Further, recent media reports indicated that India's foreign exchange (forex) reserves have now reached record high - and, by extrapolation, comfortable - levels. But a review of critical elements in India's balance of payments suggests that we cannot afford an overvalued rupee, and need to aggressively build up forex reserves at every available opportunity.
India's external sector is often discussed with the same embarrassed obfuscation as is a family member who is slow on the uptake.

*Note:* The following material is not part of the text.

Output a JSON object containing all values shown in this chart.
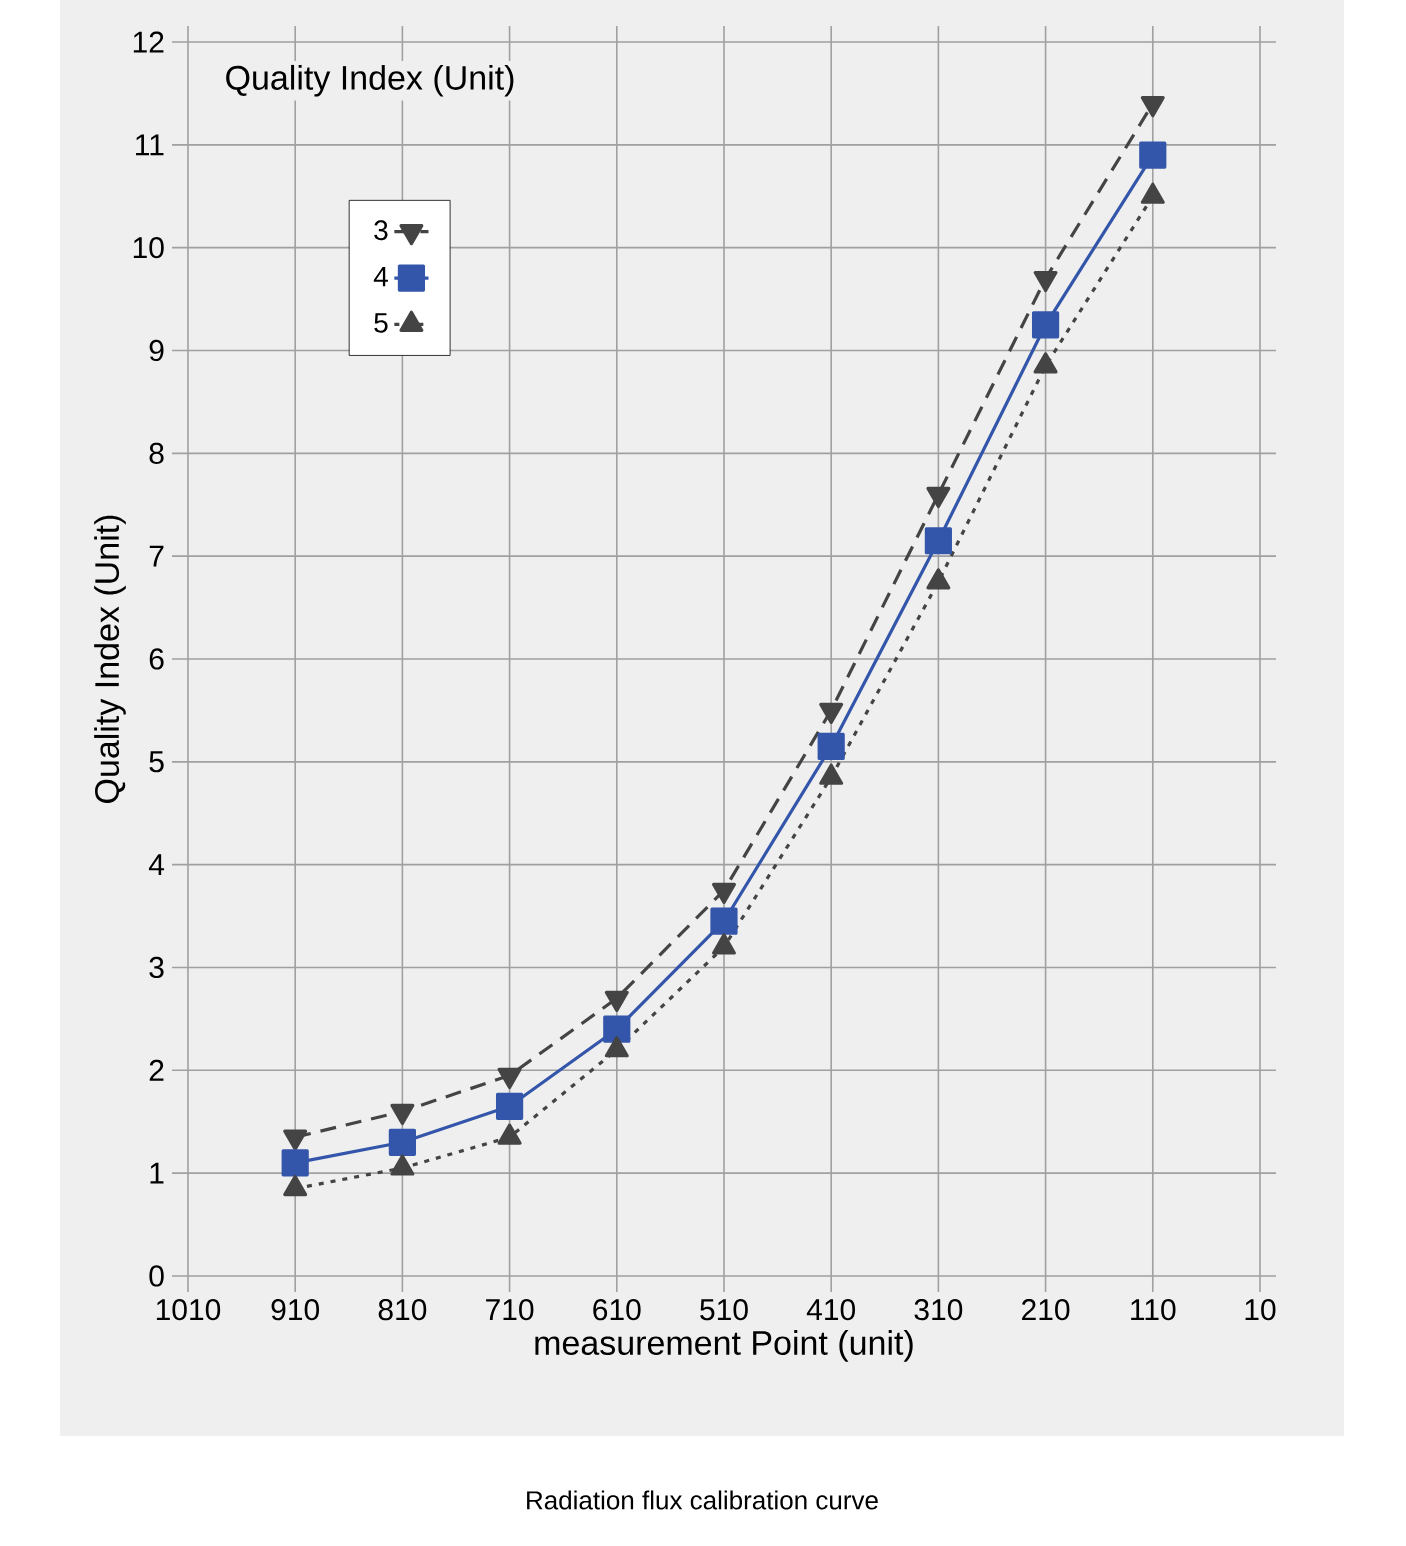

India's trade and current-account deficits are still high, short-term external debt continues to rise and there is unhealthy dependence on non-resident Indian (NRI) remittances and foreign institutional investors' (or FIIs') portfolio investments.
It follows that, in the near term, India does not have room for further opening up of its capital account. Taking this as a given, there is need for greater clarity of purpose about how India manages the external value of the rupee.

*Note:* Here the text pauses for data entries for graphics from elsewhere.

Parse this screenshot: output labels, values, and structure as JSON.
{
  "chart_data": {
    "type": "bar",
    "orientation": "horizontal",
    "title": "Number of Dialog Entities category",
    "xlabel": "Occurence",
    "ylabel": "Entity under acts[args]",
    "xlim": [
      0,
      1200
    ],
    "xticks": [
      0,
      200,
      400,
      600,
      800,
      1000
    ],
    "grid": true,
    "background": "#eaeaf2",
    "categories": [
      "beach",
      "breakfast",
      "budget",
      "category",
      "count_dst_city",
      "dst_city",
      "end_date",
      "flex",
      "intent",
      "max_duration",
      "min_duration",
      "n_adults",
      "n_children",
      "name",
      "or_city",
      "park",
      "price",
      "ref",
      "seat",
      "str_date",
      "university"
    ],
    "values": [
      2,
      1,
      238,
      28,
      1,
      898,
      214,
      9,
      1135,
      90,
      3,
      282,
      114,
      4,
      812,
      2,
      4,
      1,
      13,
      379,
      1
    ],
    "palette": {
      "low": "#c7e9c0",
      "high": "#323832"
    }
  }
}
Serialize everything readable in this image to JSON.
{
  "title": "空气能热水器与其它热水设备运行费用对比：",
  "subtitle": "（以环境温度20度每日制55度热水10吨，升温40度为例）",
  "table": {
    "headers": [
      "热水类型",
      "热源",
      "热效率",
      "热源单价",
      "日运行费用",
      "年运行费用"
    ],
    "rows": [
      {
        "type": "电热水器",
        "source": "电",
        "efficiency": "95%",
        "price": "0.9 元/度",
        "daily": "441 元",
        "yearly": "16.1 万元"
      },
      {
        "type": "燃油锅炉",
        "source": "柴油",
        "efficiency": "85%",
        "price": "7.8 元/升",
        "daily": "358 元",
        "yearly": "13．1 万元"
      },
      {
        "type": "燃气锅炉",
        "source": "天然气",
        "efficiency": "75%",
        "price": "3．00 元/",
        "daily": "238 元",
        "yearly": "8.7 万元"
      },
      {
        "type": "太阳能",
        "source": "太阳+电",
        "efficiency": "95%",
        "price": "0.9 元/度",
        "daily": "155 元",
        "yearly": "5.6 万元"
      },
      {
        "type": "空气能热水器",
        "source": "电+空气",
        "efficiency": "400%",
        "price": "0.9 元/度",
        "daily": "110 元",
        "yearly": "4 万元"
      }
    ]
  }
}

In the six years from April 2008 to April 2014, forex reserves decreased by 1.7 per cent, while India's negative trade balance rose by 61 per cent. Over the same period, net FII investments, foreign direct investment (FDI) and NRI remittances went up and down sharply, based on changing investor perceptions driven by developments in India and elsewhere.
India's short-term (defined as residual maturity of one year) hard-currency debt was uncomfortably high at 57.4 per cent of forex reserves, as of end-March 2014, according to Reserve Bank of India (RBI) estimates.
On the same date, NRI deposits amounted to $103 billion and external commercial borrowings to $143 billion, constituting 24 per cent and 33.3 per cent of total external debt respectively. The significant improvement in the current-account deficit in 2013-14 can be mostly attributed to a contraction in gold imports due to higher import duties and also softening of gold prices.
It can be legitimately argued that there is little that can be done directly by policymakers to raise forex reserves. Changes in forex reserves are a residual after current-account deficits are funded by net forex inflows.
Clearly, there are no short-term solutions to endemic trade deficits, since competitiveness cannot be achieved by flicking a switch. We come back to the same wide-ranging set of problem issues that need to be addressed, such as inadequate infrastructure, and tax and labour reforms.
Using Indian and United States Consumer Price Index numbers and 2004 as the base year, the rupee is at present overvalued in real terms by about 35 per cent against the dollar. Again, since 2004, according to the RBI's Annual Report for 2013-14, the rupee's six-currency real effective exchange rate (REER) is overvalued by 16.2 per cent - and even the 36-currency REER is overvalued by six per cent.
The inevitable conclusion is that the RBI's dollar purchases need to be much larger to address rupee overvaluation. And that the RBI should not be panicked into selling dollars to provide hard-currency liquidity for oil or other much-needed imports. At times of "excess" demand for dollars, the rupee should be allowed to drift lower to market-equilibrium levels.
Brent crude oil prices are currently lower at around $99 a barrel, and this could help ease inflationary pressures. Now is an opportune time to correct the rupee downward to levels consistent with little or no REER overvaluation.
It can be anticipated that there would be considerable pushback from interested domestic and FII quarters. One seemingly plausible argument could be that the rupee cannot be allowed to depreciate as the oil import bill and associated subsidies would go up in rupee terms and make the fiscal deficit look worse.
This is specious logic, since India's oil imports are paid for in hard currency and accounting for imports in rupees does not make this bill materially higher.
It has to be acknowledged, though, that it is difficult to keep the rupee exchange rate competitive, hold inflation down - plus deal with the uncertainty on net capital inflows. There are multiple uncertainties, and keeping the ship of India's balance of payments on an even keel is quite a balancing act.
Irrespective of the imponderables, the benchmark rupee exchange rate, to assess performance, has to be a target that reflects inflation differentials between India and developed countries in whose currencies international trade is invoiced.
To summarise, India could have managed the rupee REER much better. We should not have an episodic - at times active, and on other occasions less engaged - approach to managing the exchange rate.
It is high time to manoeuvre the rupee more effectively and predictably, even as it has to be recognised that such tweaking of the rupee needs to be accompanied by reforms to the real sector and factor markets.
The writer, a finance professional and former Indian High Commissioner to the United Kingdom, is currently RBI Chair professor at ICRIER.